A sociedade civil organizada atuou durante todos esses anos como principal agente reivincador do aprimoramento do PPDDH, apontando seus problemas de funcionamento e elaborando recomendações que visavam a sua melhoria. A proximidade dessas organizações das defensoras e defensores vítimas das violações também foi importante para a avaliação de como as medidas de proteção eram colocadas em prática.
A remoção da sociedade civil da coordenação do PPDDH é vista com grande preocupação pelo CBDDH. Acreditamos que os problemas estruturais que o mecanismo enfrenta somente serão superados levando em consideração a perspectiva dos atores que compreendem a necessidade de uma política pública de proteção a defensoras e defensores de direitos humanos e que atuam há mais de uma década para efetivá-la.
O papel do Estado na política de proteção
Uma das dificuldades e desafios da política de proteção segundo a avaliação do CBDDH é a necessidade de os programas articularem órgãos públicos responsáveis pela garantia de direitos – como aqueles encarregados da demarcação de terras e dos direitos indígenas, por exemplo – e mobilizarem políticas públicas que enfrentem as questões estruturais que levam à vulnerabilidade das/os defensoras e defensores de direitos humanos e à dos movimentos sociais. O não enfrentamento por parte do Estado Brasileiro de problemáticas como a não garantia do direito à terra e território, acirra os conflitos agrários, e consequentemente coloca em ainda mais risco os defensores e defensoras de direitos humanos deste contexto, por exemplo.

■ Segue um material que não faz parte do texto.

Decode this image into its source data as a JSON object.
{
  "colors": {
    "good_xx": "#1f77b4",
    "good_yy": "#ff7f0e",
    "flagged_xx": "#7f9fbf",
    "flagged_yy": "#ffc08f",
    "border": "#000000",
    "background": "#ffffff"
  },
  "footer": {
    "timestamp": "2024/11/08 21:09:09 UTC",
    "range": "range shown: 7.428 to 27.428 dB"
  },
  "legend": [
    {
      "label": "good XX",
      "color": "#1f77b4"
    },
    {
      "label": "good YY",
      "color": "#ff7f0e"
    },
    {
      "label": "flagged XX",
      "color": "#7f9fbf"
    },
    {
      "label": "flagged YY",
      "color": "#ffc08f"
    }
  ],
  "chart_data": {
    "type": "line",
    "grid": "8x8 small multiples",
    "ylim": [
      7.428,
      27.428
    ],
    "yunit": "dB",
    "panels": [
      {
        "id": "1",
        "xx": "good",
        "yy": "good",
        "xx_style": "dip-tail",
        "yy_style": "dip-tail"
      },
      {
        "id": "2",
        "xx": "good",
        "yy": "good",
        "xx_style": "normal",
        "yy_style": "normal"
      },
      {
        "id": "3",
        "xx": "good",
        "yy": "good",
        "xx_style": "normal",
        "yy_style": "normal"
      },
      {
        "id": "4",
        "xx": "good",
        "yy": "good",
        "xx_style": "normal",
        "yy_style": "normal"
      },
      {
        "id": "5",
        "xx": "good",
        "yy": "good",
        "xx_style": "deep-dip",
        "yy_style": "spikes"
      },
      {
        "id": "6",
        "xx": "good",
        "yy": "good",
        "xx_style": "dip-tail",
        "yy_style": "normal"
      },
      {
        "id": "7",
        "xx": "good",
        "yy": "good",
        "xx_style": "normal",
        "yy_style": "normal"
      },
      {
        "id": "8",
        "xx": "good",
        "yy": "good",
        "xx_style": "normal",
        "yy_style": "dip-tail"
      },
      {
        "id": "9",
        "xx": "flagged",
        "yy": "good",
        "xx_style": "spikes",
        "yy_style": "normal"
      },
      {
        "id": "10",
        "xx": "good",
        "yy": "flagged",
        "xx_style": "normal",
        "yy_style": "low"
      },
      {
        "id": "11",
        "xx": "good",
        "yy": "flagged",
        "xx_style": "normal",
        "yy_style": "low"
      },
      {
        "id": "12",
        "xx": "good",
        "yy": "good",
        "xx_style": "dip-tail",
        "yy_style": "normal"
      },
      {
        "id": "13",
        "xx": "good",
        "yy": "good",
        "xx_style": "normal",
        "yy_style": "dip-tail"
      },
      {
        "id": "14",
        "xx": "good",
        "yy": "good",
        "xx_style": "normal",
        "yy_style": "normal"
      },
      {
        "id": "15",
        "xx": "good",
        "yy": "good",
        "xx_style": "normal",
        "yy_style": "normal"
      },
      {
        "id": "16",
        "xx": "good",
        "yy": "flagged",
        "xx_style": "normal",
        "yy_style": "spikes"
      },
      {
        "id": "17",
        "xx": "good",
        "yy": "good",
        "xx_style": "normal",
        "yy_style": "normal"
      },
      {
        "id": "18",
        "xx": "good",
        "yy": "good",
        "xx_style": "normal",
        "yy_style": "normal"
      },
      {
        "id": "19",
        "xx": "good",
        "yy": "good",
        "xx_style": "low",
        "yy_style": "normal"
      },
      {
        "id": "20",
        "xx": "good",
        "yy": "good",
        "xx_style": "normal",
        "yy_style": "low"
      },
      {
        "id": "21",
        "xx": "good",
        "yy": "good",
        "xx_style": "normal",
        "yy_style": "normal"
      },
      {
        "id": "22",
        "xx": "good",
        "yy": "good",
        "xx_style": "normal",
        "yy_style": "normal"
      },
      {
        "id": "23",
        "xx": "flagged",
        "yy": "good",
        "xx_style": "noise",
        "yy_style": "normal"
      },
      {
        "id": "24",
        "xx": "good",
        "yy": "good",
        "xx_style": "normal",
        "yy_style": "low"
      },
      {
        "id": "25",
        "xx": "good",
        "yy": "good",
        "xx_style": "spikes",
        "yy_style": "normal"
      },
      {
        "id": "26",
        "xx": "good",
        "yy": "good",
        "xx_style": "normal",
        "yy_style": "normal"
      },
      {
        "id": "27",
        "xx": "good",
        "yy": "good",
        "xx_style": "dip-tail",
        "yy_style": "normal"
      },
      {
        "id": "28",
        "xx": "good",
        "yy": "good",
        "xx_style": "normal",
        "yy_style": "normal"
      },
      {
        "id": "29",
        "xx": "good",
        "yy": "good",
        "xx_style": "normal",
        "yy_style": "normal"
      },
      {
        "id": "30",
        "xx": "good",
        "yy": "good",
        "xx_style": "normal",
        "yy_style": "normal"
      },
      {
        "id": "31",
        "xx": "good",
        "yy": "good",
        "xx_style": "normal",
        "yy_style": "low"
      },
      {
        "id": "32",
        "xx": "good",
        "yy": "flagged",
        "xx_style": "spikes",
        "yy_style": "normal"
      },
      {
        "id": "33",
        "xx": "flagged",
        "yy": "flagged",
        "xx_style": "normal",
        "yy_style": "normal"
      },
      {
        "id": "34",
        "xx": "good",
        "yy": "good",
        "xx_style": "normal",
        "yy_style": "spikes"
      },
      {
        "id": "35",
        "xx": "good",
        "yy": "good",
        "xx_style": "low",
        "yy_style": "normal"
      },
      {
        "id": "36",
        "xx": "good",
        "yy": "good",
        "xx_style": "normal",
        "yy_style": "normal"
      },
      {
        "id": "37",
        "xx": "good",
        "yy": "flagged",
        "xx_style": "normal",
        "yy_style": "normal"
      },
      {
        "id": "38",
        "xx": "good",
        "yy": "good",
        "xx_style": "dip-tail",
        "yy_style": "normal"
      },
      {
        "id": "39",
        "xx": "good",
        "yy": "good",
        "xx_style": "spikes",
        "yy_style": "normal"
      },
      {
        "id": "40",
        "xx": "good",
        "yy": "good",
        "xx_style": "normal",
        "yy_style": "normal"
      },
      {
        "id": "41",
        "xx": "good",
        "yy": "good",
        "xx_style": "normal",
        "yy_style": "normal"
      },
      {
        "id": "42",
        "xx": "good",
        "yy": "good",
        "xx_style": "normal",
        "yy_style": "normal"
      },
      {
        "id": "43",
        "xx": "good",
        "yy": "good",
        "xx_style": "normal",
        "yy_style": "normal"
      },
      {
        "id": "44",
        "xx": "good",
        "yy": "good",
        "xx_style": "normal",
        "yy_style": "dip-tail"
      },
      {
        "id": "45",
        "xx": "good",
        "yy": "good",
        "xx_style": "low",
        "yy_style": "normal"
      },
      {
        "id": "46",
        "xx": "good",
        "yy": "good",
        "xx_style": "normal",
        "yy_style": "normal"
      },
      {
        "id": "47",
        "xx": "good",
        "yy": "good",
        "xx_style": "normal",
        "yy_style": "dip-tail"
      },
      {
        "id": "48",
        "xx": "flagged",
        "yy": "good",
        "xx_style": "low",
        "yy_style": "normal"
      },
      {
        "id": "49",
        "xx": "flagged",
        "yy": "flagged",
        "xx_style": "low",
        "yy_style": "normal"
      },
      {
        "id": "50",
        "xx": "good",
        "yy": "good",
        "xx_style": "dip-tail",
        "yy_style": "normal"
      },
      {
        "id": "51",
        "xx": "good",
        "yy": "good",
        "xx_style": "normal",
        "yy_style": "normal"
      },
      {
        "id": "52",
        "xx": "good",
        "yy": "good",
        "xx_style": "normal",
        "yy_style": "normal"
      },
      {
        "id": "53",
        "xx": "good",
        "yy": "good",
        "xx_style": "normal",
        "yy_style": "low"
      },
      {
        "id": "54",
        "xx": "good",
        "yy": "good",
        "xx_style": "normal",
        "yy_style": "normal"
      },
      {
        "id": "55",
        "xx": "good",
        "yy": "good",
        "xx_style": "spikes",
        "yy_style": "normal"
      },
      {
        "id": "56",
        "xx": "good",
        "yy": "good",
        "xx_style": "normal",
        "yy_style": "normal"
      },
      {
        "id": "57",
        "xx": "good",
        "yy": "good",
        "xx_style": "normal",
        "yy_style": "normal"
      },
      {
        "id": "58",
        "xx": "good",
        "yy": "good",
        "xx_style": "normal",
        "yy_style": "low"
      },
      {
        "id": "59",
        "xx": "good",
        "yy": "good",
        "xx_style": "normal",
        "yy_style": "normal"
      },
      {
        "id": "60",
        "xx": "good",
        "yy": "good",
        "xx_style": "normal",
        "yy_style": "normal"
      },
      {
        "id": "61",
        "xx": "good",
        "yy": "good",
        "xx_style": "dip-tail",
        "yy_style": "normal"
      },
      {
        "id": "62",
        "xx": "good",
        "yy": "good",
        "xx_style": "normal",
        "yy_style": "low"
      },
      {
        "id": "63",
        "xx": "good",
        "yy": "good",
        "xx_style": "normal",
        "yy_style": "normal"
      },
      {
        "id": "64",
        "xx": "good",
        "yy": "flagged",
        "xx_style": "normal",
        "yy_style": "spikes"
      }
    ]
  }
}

Outra dificuldade e desafio diz respeito à necessidade que as ameaças sejam devidas e efetivamente investigadas, levando à responsabilização dos atores que investem contra os DDHs.Em muitos dos contextos dos defensores atendidos pelo mecanismo, os agentes do Estado figuram como os próprios agentes perpetradores dessas violações, o que faz com que a política de proteção tenha que ser ainda mais capilarizada em diversos órgãos públicos do Estado para ser capaz de garantir uma proteção efetiva dessas vítimas.